Middle school teacher receives award
A science teacher working in a Title I school in South Salt Lake City has been chosen to receive a national award.
Mark E. Towner, a biology teacher at Granite Park Junior High School, was one of 185 science teachers selected nationwide to be a Science Teacher Fellow by the National Science Teacher Association for the 2009-2010 school year. This year will be Towner’s second teaching at the school.
“I love working with kids [and] I love science,” Towner said.
Before becoming a teacher, Towner was a research biologist. He was also founder and CEO of his own company before retiring from the private sector in 2003.
Towner said he decided to pursue teaching because he “wanted to give back to the community.” He also wanted to help fill the ongoing shortage of math and science teachers in the public schools.

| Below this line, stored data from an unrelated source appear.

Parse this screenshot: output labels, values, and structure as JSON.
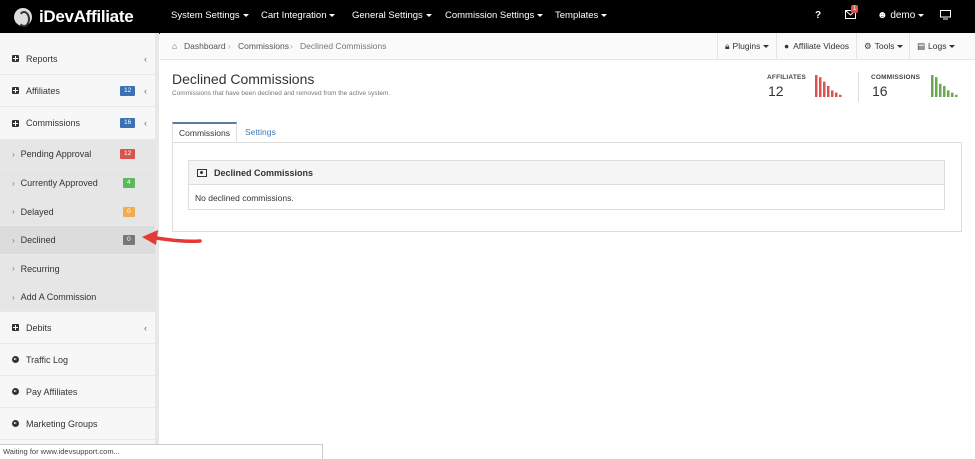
{
  "app": {
    "logo_text": "iDevAffiliate"
  },
  "topnav": {
    "items": [
      "System Settings",
      "Cart Integration",
      "General Settings",
      "Commission Settings",
      "Templates"
    ],
    "mail_badge": "1",
    "user": "demo"
  },
  "sidebar": {
    "reports": "Reports",
    "affiliates": {
      "label": "Affiliates",
      "badge": "12"
    },
    "commissions": {
      "label": "Commissions",
      "badge": "16"
    },
    "sub": [
      {
        "label": "Pending Approval",
        "badge": "12",
        "color": "#d9534f"
      },
      {
        "label": "Currently Approved",
        "badge": "4",
        "color": "#5cb85c"
      },
      {
        "label": "Delayed",
        "badge": "0",
        "color": "#f0ad4e"
      },
      {
        "label": "Declined",
        "badge": "0",
        "color": "#777777"
      },
      {
        "label": "Recurring"
      },
      {
        "label": "Add A Commission"
      }
    ],
    "debits": "Debits",
    "traffic_log": "Traffic Log",
    "pay_affiliates": "Pay Affiliates",
    "marketing_groups": "Marketing Groups"
  },
  "breadcrumb": {
    "dashboard": "Dashboard",
    "commissions": "Commissions",
    "current": "Declined Commissions"
  },
  "toolbar": {
    "plugins": "Plugins",
    "videos": "Affiliate Videos",
    "tools": "Tools",
    "logs": "Logs"
  },
  "header": {
    "title": "Declined Commissions",
    "subtitle": "Commissions that have been declined and removed from the active system."
  },
  "stats": {
    "affiliates": {
      "label": "AFFILIATES",
      "value": "12",
      "color": "#d9534f",
      "bars": [
        10,
        9,
        7,
        5,
        3,
        2,
        1
      ]
    },
    "commissions": {
      "label": "COMMISSIONS",
      "value": "16",
      "color": "#6aa84f",
      "bars": [
        10,
        9,
        6,
        5,
        3,
        2,
        1
      ]
    }
  },
  "tabs": {
    "commissions": "Commissions",
    "settings": "Settings"
  },
  "panel": {
    "title": "Declined Commissions",
    "empty": "No declined commissions."
  },
  "status": "Waiting for www.idevsupport.com..."
}
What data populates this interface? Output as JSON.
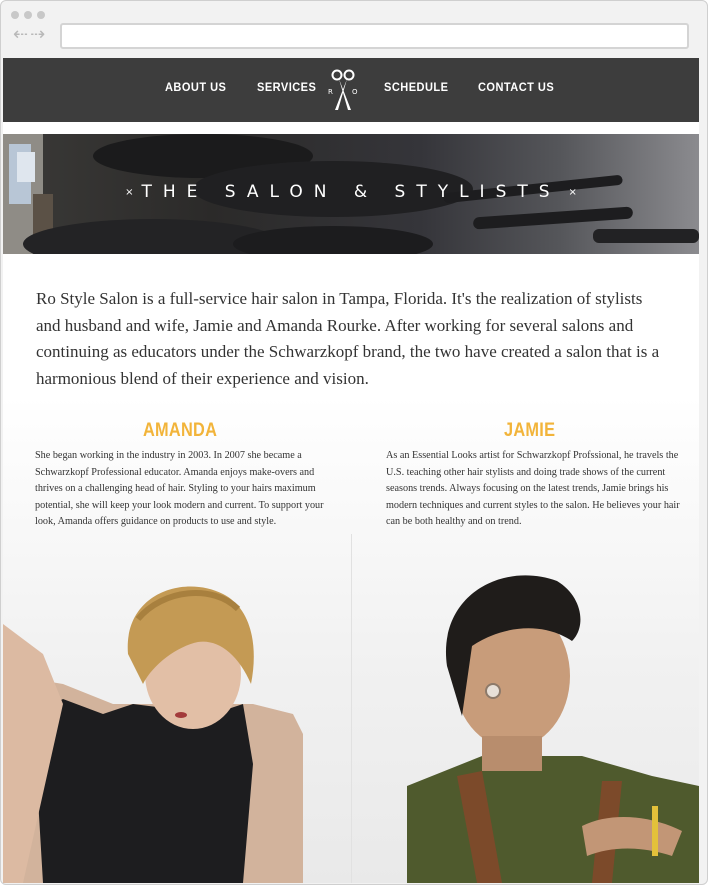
{
  "nav": {
    "about": "ABOUT US",
    "services": "SERVICES",
    "schedule": "SCHEDULE",
    "contact": "CONTACT US",
    "logo_letters": [
      "R",
      "O"
    ]
  },
  "hero": {
    "title": "THE SALON & STYLISTS",
    "ornament": "×"
  },
  "intro": "Ro Style Salon is a full-service hair salon in Tampa, Florida. It's the realization of stylists and husband and wife, Jamie and Amanda Rourke. After working for several salons and continuing as educators under the Schwarzkopf brand, the two have created a salon that is a harmonious blend of their experience and vision.",
  "stylists": [
    {
      "name": "AMANDA",
      "bio": "She began working in the industry in 2003. In 2007 she became a Schwarzkopf Professional educator. Amanda enjoys make-overs and thrives on a challenging head of hair. Styling to your hairs maximum potential, she will keep your look modern and current. To support your look, Amanda offers guidance on products to use and style."
    },
    {
      "name": "JAMIE",
      "bio": "As an Essential Looks artist for Schwarzkopf Profssional, he travels the U.S. teaching other hair stylists and doing trade shows of the current seasons trends. Always focusing on the latest trends, Jamie brings his modern techniques and current styles to the salon. He believes your hair can be both healthy and on trend."
    }
  ],
  "colors": {
    "nav_bg": "#3d3d3d",
    "accent": "#f2b43a",
    "text": "#333333"
  }
}
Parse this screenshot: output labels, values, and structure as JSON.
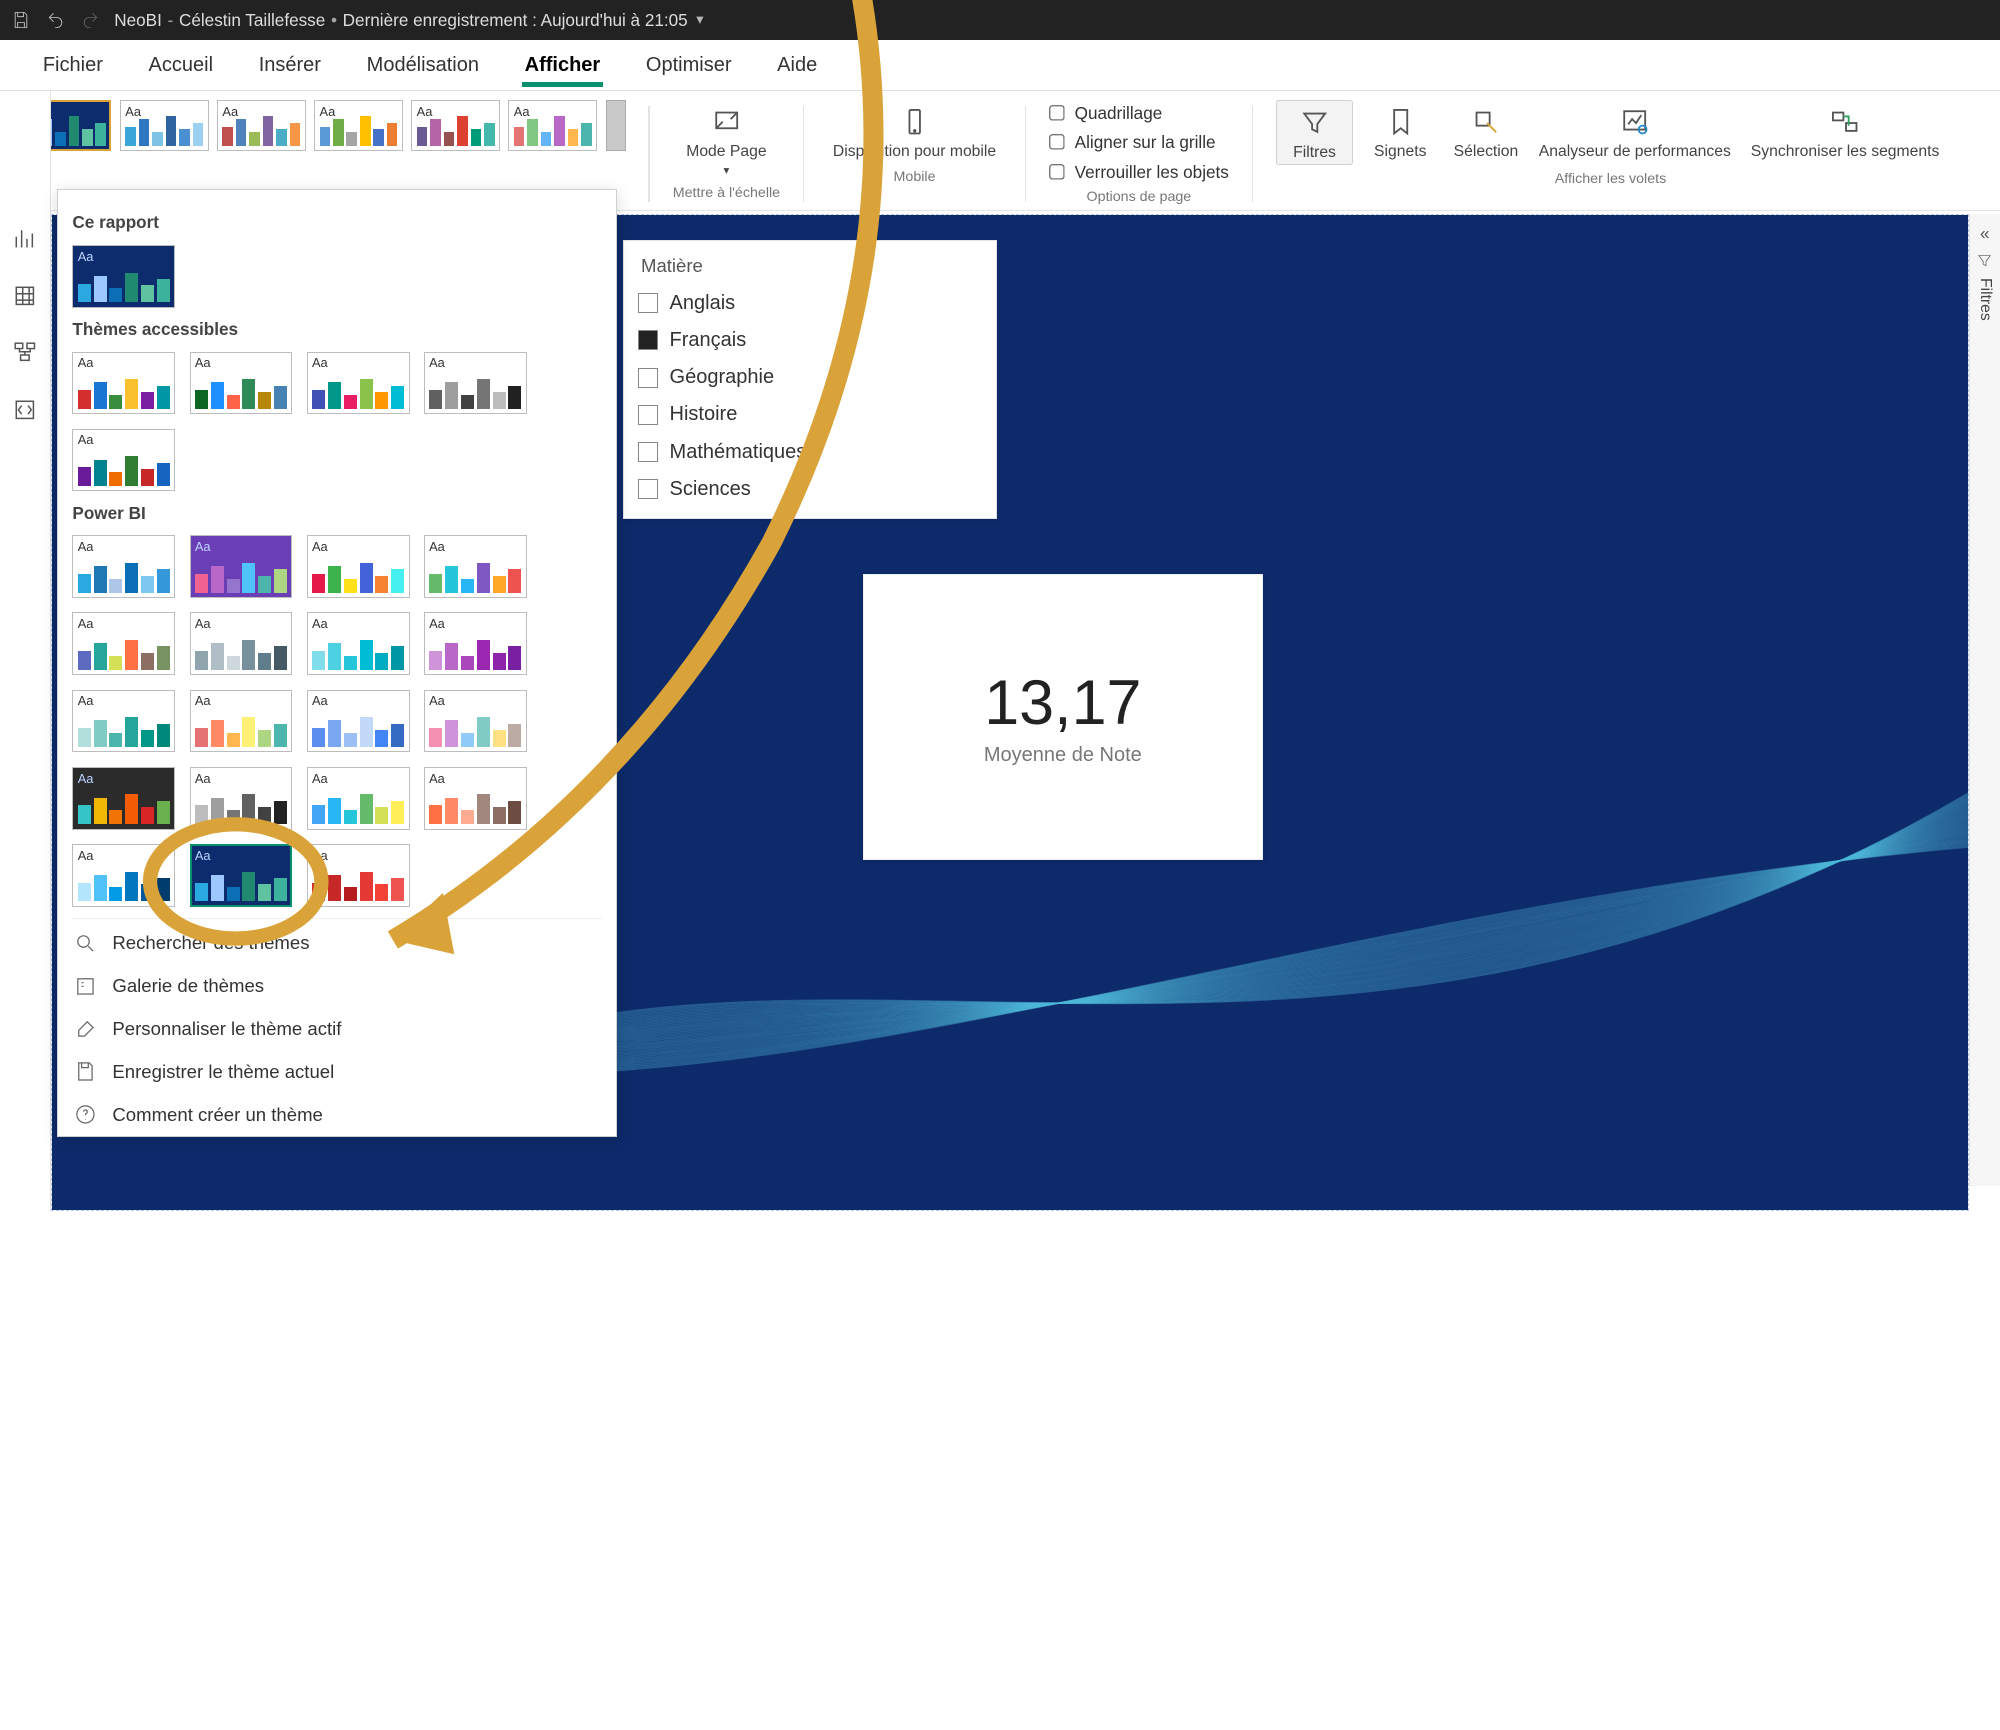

Currently, Towner is working as a biology teacher while pursuing a master’s degree in education. Towner is pursuing higher education while working as part of the Alternative Route to Teacher Licensure Program through the state of Utah, a program designed to attract qualified individuals to teach in their field of expertise while completing licensure requirements.
Towner said he learned about the opportunity for the NSTA Science Fellow award through Todd Campbell, Ph.D., an assistant science professor teaching one of the classes Towner’s taking at Utah State University.
According to the website, the NSTA was “founded in 1944 and headquartered in Arlington, Va. [It] is the largest organization in the world committed to promoting excellence and innovation in science teaching and learning for all. NSTA's current membership of 60,000 includes science teachers, science supervisors, administrators, scientists, business and industry representatives and others involved in and committed to science education.”
Benefits of the award include the opportunity to participate in professional development, mentoring programs, an invitation to the NSTA national conference and access to online pedagogy programs to help develop classroom skills and science lesson plans.
Towner said he hopes that his time as an NSTA Science Teacher fellow will provide him the opportunity to better serve the students of Granite Park Jr., many of whom are economically disadvantaged.